Practice looks to add new low-rise blocks around 18-storey 1960s tower

Lynch Architects has submitted plans for an infill scheme that will deliver 73 new homes on the Fairbank Estate at Hoxton in east London.

The proposals, created as part of Hackney Council’s Housing Supply Programme, will deliver the homes in three new low-rise blocks at the base of 18-storey Thaxted Court, on the corner of Murray Grove. The site is currently occupied by a two-storey multi-storey car park

Practice founder Patrick Lynch said the problem of integrating 1960s towers into a hospitable street scape was a recurring theme in the practice’s work.

“We lived and worked in Hoxton during the ’90s and ‘00s and are very familiar with the problems that arise from the non-determinate landscapes around its modernist housing blocks, some of which provide accommodation of a very high standard,” he said.

View from a North Building balcony under Lynch Architects' proposals for the Fairbank Estate

Source: Lynch Architects

View from a North Building balcony under Lynch Architects’ proposals for the Fairbank Estate

“Our aim is to learn from these examples, and to contribute to the existing and emerging urban conditions.

“We propose to ‘ground’ the neighbouring buildings in a legible urban form made up of three new residential blocks of similar height, situated in a sequence of courtyards and gardens designed in collaboration with Muf art/architecture and Robert Bray Associates.”

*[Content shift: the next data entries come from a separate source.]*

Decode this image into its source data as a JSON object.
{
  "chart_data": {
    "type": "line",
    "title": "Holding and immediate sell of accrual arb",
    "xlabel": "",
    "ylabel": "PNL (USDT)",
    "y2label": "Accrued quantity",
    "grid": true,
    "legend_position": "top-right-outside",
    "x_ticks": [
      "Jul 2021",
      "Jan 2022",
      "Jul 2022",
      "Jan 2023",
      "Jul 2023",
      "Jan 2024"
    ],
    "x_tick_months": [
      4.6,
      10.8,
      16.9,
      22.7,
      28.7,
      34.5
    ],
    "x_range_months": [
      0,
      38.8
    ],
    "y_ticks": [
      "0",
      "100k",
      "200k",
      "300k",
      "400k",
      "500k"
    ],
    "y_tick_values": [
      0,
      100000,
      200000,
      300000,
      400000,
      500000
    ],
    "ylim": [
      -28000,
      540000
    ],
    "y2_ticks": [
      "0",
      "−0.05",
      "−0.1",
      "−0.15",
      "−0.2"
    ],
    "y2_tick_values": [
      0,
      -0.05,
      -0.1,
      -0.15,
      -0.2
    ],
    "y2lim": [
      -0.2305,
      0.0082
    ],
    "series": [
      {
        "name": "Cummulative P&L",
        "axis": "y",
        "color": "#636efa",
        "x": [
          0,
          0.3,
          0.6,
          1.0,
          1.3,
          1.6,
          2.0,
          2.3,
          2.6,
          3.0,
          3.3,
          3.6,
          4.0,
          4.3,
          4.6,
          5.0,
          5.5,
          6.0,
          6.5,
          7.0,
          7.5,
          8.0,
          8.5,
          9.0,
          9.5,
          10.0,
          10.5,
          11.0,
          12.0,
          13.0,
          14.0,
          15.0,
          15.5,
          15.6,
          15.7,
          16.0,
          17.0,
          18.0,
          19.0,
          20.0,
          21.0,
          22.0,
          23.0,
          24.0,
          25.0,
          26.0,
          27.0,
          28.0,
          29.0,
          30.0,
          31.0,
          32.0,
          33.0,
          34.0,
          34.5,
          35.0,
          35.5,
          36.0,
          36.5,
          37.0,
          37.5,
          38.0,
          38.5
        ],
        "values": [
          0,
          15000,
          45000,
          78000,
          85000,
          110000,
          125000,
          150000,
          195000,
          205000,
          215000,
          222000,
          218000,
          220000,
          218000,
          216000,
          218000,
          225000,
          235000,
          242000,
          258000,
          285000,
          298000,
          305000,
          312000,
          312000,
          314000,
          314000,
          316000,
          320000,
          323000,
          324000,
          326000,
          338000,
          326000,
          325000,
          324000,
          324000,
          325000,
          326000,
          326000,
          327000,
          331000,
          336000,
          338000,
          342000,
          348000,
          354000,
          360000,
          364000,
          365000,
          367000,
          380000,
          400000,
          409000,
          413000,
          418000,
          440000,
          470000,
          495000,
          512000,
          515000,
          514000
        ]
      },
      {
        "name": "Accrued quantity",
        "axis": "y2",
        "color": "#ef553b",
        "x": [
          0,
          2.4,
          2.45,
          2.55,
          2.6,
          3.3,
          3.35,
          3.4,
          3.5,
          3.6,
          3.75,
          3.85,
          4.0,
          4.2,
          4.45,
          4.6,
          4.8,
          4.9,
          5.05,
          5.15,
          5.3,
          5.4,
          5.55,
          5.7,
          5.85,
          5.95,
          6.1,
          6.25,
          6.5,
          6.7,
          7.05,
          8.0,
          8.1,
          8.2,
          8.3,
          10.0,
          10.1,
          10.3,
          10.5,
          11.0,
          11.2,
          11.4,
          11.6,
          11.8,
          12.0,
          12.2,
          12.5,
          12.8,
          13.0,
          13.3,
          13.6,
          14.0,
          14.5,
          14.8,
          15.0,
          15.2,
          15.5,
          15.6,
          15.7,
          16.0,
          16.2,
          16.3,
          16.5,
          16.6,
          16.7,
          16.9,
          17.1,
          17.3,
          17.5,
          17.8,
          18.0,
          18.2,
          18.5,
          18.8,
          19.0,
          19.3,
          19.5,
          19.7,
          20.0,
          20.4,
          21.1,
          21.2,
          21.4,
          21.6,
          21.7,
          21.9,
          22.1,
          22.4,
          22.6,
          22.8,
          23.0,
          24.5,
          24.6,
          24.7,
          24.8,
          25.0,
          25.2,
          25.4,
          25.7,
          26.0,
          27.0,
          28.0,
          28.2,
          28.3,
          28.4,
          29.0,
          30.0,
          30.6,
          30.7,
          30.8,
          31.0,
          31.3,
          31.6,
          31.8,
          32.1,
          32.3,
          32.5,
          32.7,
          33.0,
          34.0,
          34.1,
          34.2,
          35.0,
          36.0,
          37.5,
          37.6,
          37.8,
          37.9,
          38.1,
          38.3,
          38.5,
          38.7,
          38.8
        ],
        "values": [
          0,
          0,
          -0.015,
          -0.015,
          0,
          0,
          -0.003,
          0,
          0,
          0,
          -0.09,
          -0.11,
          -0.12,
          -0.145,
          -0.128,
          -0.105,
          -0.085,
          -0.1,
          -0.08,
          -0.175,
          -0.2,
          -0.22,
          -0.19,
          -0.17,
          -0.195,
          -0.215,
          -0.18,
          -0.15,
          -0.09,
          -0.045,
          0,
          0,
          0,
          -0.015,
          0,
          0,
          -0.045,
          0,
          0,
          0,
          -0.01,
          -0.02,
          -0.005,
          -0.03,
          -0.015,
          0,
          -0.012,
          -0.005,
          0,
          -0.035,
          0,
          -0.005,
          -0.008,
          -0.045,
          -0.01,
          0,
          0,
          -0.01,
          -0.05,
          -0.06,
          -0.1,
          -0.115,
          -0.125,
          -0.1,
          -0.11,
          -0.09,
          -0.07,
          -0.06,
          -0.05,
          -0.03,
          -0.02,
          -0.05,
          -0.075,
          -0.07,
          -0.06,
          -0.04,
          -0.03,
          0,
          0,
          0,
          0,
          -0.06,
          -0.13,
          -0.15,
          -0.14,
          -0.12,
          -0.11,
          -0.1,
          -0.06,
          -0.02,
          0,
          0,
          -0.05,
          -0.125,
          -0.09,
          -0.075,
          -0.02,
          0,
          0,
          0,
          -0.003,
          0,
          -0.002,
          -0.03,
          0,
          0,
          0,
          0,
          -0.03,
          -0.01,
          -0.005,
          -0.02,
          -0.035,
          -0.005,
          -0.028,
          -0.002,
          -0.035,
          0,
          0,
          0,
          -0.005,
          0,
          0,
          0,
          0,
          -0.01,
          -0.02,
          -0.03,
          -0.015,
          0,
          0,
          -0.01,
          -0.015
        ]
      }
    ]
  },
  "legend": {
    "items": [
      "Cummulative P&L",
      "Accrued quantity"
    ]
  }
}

Lynch said the practice had just completed RIBA Design Stage 4, and a planning application was submitted earlier this month.

He added that if the application was successful, construction could start on site next year for completion in 2024.

The project team also includes Pell Frischmann and Max Fordham.

According to Hackney Council, 28 of the new homes will be for social rent, nine will be for shared ownership and 36 for “outright sale”.